Lenabasum Not Found to Be Effective in Diffuse Cutaneous Systemic Sclerosis

Lenabasum was not found to be effective in the treatment of diffuse cutaneous systemic sclerosis (dcSSc), according to study findings published in Arthritis & Rheumatology.

Lenabasum is a cannabinoid type 2-receptor agonist, which has been found to reduce fibrosis and inflammation in animal models.

A double-blind, placebo-controlled study (RESOLVE-1; ClinicalTrial.gov Identifier: NCT03398837) was conducted at 77 sites in North America, Europe, Asia-Pacific, and Israel between 2017 and 2020.

Patients with dcSSc and skin thickening proximal in the elbows, knees, or trunk were randomly assigned 1:1:1 to receive twice-daily 5 mg lenabasum, 20 mg lenabasum, or placebo for 52 weeks.

The primary outcome was the change in the American College of Rheumatology (ACR) Combines Response Index in dcSSc (CRISS) score.

The low- and high-dose lenabasum and control cohorts included 365 patients, with a mean age of 49.7, 49.7, and 51.9 years; 73.3%, 80.0%, and 74.0% were women; and 66.7%, 70.0%, and 71.5% were White, respectively.

At week 52, patients who received low-dose lenabasum had a median ACR CRISS score of 0.8270 (P =.3486) and those who received high-dose lenabasum had a score of 0.8880 (P =.4972), which did not significantly differ from the median score of those who received placebo (0.8870).

In the 5-mg lenabasum, 20-mg lenabasum, and placebo groups, respectively, changes in modified Rodnan Skin Score (mean difference [MD], -7.1 vs -6.7 vs -8.1; P =.1183), forced vital capacity (FVC) percent predicted (MD, -2.2% vs -1.6% vs -1.0%; both P ≥.516), Health Assessment Questionnaire-Disability Index (HAD-DI) scores (MD, -0.06 vs -0.13 vs -0.13; both P ≥.322), and Physician Global Assessment of Health related to dcSSc (MDGA) scores (MD, -1.9 vs -1.7 vs -1.8; both P ≥.516) differed significantly.
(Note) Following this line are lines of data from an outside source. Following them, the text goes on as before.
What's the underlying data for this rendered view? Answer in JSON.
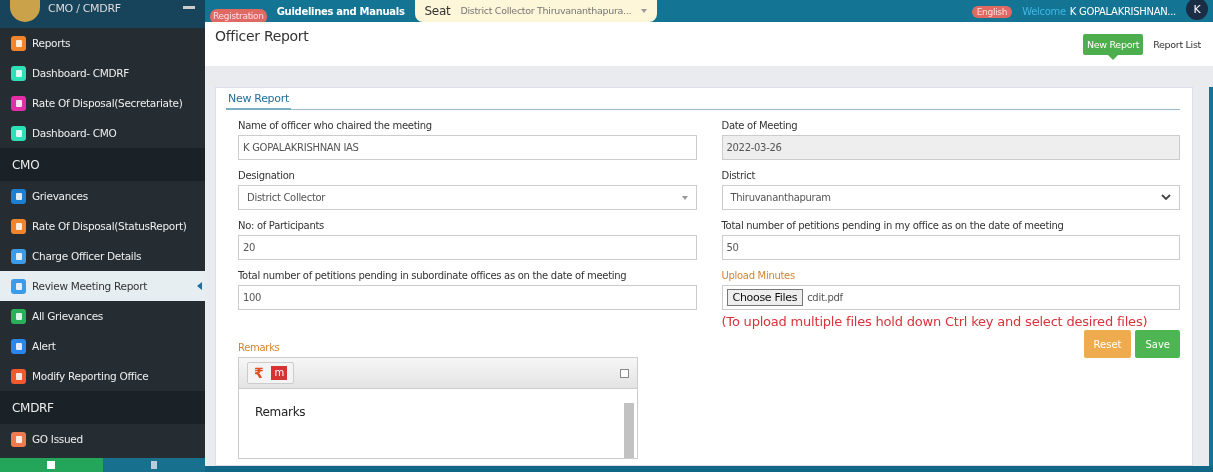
{
  "sidebar": {
    "brand": "CMO / CMDRF",
    "items": [
      {
        "kind": "item",
        "label": "Reports",
        "color": "#f0852d",
        "selected": false
      },
      {
        "kind": "item",
        "label": "Dashboard- CMDRF",
        "color": "#2ee0b8",
        "selected": false
      },
      {
        "kind": "item",
        "label": "Rate Of Disposal(Secretariate)",
        "color": "#e22fa8",
        "selected": false
      },
      {
        "kind": "item",
        "label": "Dashboard- CMO",
        "color": "#2ee0b8",
        "selected": false
      },
      {
        "kind": "section",
        "label": "CMO"
      },
      {
        "kind": "item",
        "label": "Grievances",
        "color": "#1c7fd0",
        "selected": false
      },
      {
        "kind": "item",
        "label": "Rate Of Disposal(StatusReport)",
        "color": "#f0852d",
        "selected": false
      },
      {
        "kind": "item",
        "label": "Charge Officer Details",
        "color": "#3a9be8",
        "selected": false
      },
      {
        "kind": "item",
        "label": "Review Meeting Report",
        "color": "#3a9be8",
        "selected": true
      },
      {
        "kind": "item",
        "label": "All Grievances",
        "color": "#2bb05a",
        "selected": false
      },
      {
        "kind": "item",
        "label": "Alert",
        "color": "#2a86e8",
        "selected": false
      },
      {
        "kind": "item",
        "label": "Modify Reporting Office",
        "color": "#f05a2d",
        "selected": false
      },
      {
        "kind": "section",
        "label": "CMDRF"
      },
      {
        "kind": "item",
        "label": "GO Issued",
        "color": "#f07a4d",
        "selected": false
      }
    ]
  },
  "topbar": {
    "registration": "Registration",
    "guidelines": "Guidelines and Manuals",
    "seat_label": "Seat",
    "seat_value": "District Collector Thiruvananthapura...",
    "language": "English",
    "welcome": "Welcome",
    "user": "K GOPALAKRISHNAN...",
    "avatar": "K"
  },
  "page": {
    "title": "Officer Report",
    "tabs": [
      {
        "label": "New Report",
        "selected": true
      },
      {
        "label": "Report List",
        "selected": false
      }
    ]
  },
  "form": {
    "tab": "New Report",
    "fields": [
      {
        "kind": "text",
        "label": "Name of officer who chaired the meeting",
        "value": "K GOPALAKRISHNAN IAS"
      },
      {
        "kind": "readonly",
        "label": "Date of Meeting",
        "value": "2022-03-26"
      },
      {
        "kind": "select",
        "label": "Designation",
        "value": "District Collector"
      },
      {
        "kind": "dropdown",
        "label": "District",
        "value": "Thiruvananthapuram"
      },
      {
        "kind": "text",
        "label": "No: of Participants",
        "value": "20"
      },
      {
        "kind": "text",
        "label": "Total number of petitions pending in my office as on the date of meeting",
        "value": "50"
      },
      {
        "kind": "text",
        "label": "Total number of petitions pending in subordinate offices as on the date of meeting",
        "value": "100"
      },
      {
        "kind": "file",
        "label": "Upload Minutes",
        "button": "Choose Files",
        "value": "cdit.pdf",
        "note": "(To upload multiple files hold down Ctrl key and select desired files)"
      }
    ],
    "remarks": {
      "label": "Remarks",
      "toolbar": [
        "₹",
        "m"
      ],
      "value": "Remarks"
    },
    "buttons": [
      {
        "kind": "reset",
        "label": "Reset"
      },
      {
        "kind": "save",
        "label": "Save"
      }
    ]
  }
}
However, patients who received 5 mg lenabasum reported a smaller change in Patient Global Assessment of Health (PtGA) related to dcSSc score compared with those who received placebo (MD, -0.3 vs -1.1; P =.015).

Any treatment-emergent adverse event was reported by 90.2% to 91.7% of lenabasum-recipients compared with 86.2% of placebo-recipients. The rates of serious (8.2%-9.2% vs 14.6%) and severe (3.3%-5.8% vs 13.0%) events were lower in the lenabasum compared with the placebo groups, respectively. One event in the high-dose lenabasum and 1 in the placebo group led to deaths due to myocarditis plus hypoxia and renal crisis plus acute respiratory failure, respectively. Both deaths were deemed as unrelated to the study.

The most common adverse events among patients who received 20 mg lenabasum were dizziness, diarrhea, nasopharyngitis, upper respiratory tract infection, nausea, headache, scleroderma-associated digital ulcer, and vomiting.

A major limitation of the study was that patients were able to continue using background immunosuppressive therapies, which may have contributed to the symptom improvement observed among placebo-recipients.

The study authors concluded, “The primary analysis of this study does not show efficacy for lenabasum in dcSSc. […] Results from the pre-specified subgroup analyses will require confirmation in additional studies to determine the potential of lenabasum for treating patients with dcSSc.”

Disclosures: This research was supported by Corbus Pharmaceuticals, Inc. Some study authors declared affiliations with biotech, pharmaceutical, and/or device companies. Please see the original reference for a full list of disclosures.